Гуляли сутками напролёт. Деньги на борсетках поднимали неплохие. Да и кроме борсеток наша бригада ещё много чем занималась. Всё насквозь криминальное, конечно. Рэкет, как я понял, «крышевание», наркота…
Весело жили. Однажды, например, мои бандюки не смогли получить долг с какого-то коммерсанта и забрали весь товар с его склада. Цветы, килограмм… Не знаю, несколько сотен, наверное. Не получилось пристроить на продажу, и ими просто завалили всю квартиру. И при этом ещё без счёта букетов раздали девушкам на улицах. Розы, гвоздики, тюльпаны, герберы, гиацинты, масса других, названия которых я даже не знаю. Притащили в квартиру на Цветном и завалили ими весь пол. Запах стоял такой, что голова кружилась. Открыли окна. На улице зима, дубак, в квартире, соответственно, тоже холод. Всюду люди – мужчины, женщины, дети, все в шубах, пальто. В зале стол огромный. Гости пьют, поют, тосты произносят, стихи читают, то на своём языке, то на русском. Карнавал!

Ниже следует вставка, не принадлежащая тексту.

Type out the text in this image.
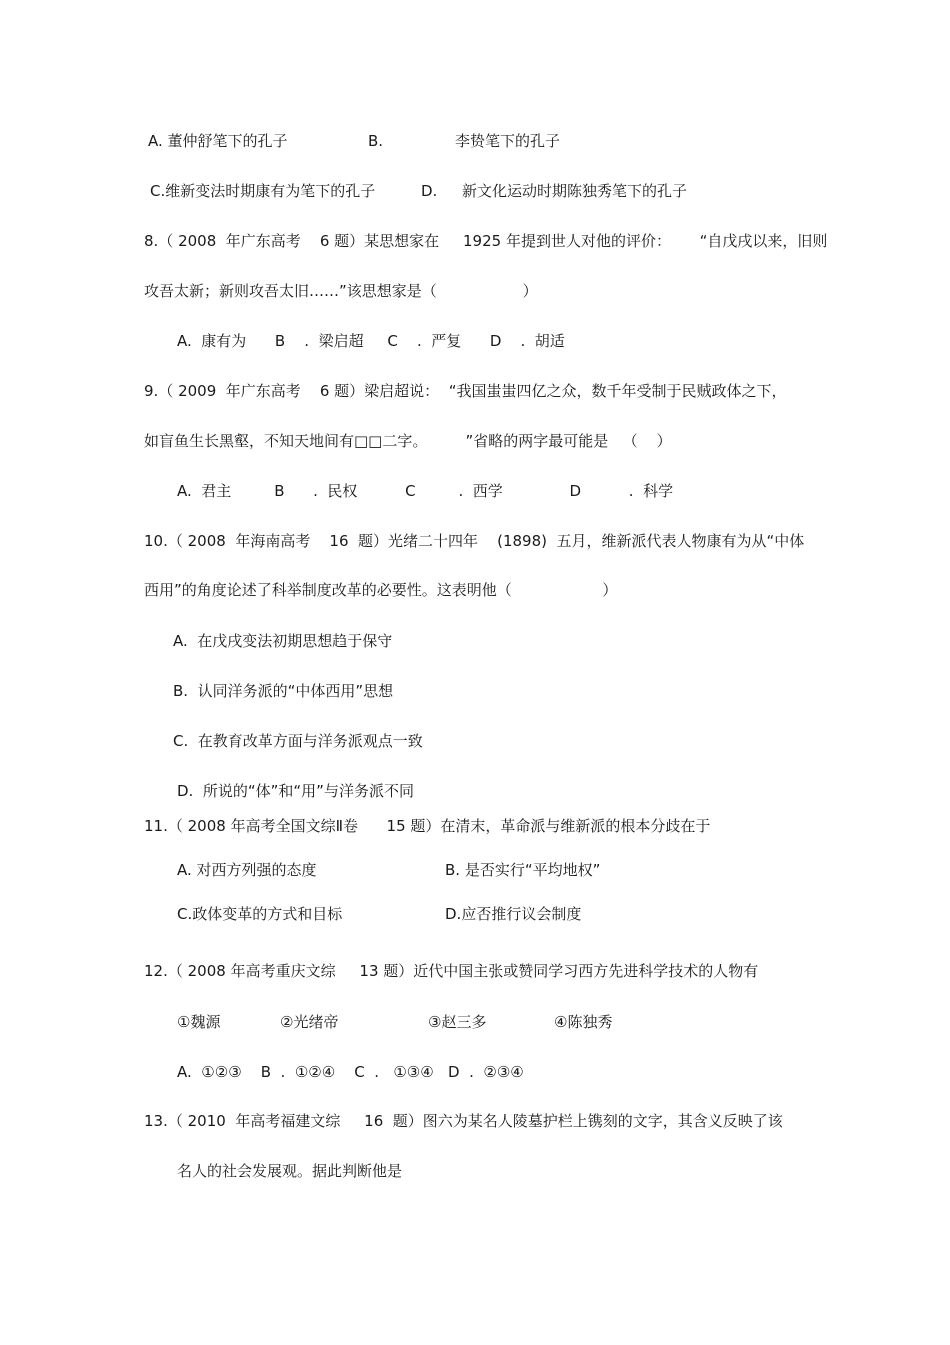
A. 董仲舒笔下的孔子	B.	李贽笔下的孔子
C.维新变法时期康有为笔下的孔子	D. 新文化运动时期陈独秀笔下的孔子
8.（ 2008  年广东高考    6 题）某思想家在     1925 年提到世人对他的评价：      “自戊戌以来，旧则
攻吾太新；新则攻吾太旧……”该思想家是（                  ）
A.  康有为      B    .  梁启超     C    .  严复      D    .  胡适
9.（ 2009  年广东高考    6 题）梁启超说：  “我国蚩蚩四亿之众，数千年受制于民贼政体之下，
如盲鱼生长黑壑，不知天地间有□□二字。        ”省略的两字最可能是   （    ）
A.  君主         B      .  民权          C         .  西学              D          .  科学
10.（ 2008  年海南高考    16  题）光绪二十四年    (1898)  五月，维新派代表人物康有为从“中体
西用”的角度论述了科举制度改革的必要性。这表明他（                   ）
A.  在戊戌变法初期思想趋于保守
B.  认同洋务派的“中体西用”思想
C.  在教育改革方面与洋务派观点一致
D.  所说的“体”和“用”与洋务派不同
11.（ 2008 年高考全国文综Ⅱ卷      15 题）在清末，革命派与维新派的根本分歧在于
A. 对西方列强的态度	B. 是否实行“平均地权”
C.政体变革的方式和目标	D.应否推行议会制度
12.（ 2008 年高考重庆文综     13 题）近代中国主张或赞同学习西方先进科学技术的人物有
①魏源	②光绪帝	③赵三多	④陈独秀
A.  ①②③    B  .  ①②④    C  .   ①③④   D  .  ②③④
13.（ 2010  年高考福建文综     16  题）图六为某名人陵墓护栏上镌刻的文字，其含义反映了该
名人的社会发展观。据此判断他是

Однажды притащили какого-то мужика, тоже должника, как я понял. Пристроили блок на балконе и несколько раз сбросили этого несчастного вниз на верёвке. Сбрасывали, «ловили» у самой земли, снова поднимали…
Ветка слушала с интересом.
– Я смотрю, вы там со вкусом проводили время.
– Знаешь, до меня только сейчас начало доходить, какие отвратительные дела там иногда творились. А тогда нет, не понимал. Я после смерти отца в каком-то отупении жил. Ничего не чувствовал, ни о чём не думал. Ну, сбрасывают и сбрасывают. Значит, есть за что.
Потом после «полётов» должника приводили в зал, усаживали за стол, угощали, поили, песни ему пели. Красиво, раскладывали мелодию на голоса, всё слаженно, гармонично. А должник, тоже кавказец, сидел потерянный, руки трясутся, челюсть дрожит, глаза затравленные. Ему наливают, он пьёт, руки пляшут, половину расплёскивает. Одежда хорошая, дорогая, вся в пятнах от вина. Сейчас вспоминаю, страшно. А тогда будто так и надо. Словно во сне. Менты пришли. Наверное, соседи вызвали. К ним один из «бригады» вышел, сказал, что это его с балкона сбрасывали. Так, чисто для адреналина. Долго извинялся, дал им наверняка что-то за беспокойство. Те откозыряли и слились.
Весело жили, весело.
Тот парнишка, что встретил меня на Курском вокзале, приходился родственником старшему из «бригады». Он как-то прикипел ко мне. Вступался, если считал, что со мной несправедливо обходятся. Орал! Ты бы видела, как он орал на взрослых, когда защищал меня. Ваха его звали, Вахтанг. Неплохой парень. В больницу ко мне всегда приходил, разговаривал. Правда, говорить нам было особо не о чем. Я всё время читал, а он вообще книг в руки не брал. Ещё он за какую-то футбольную команду болел, «Торпедо» (Кутаиси) вроде. Часами мог о ней говорить. У них же там целый мир в их национальном футболе. Интриги, страсти, подковёрные игры… Тоже, по-своему, интересно.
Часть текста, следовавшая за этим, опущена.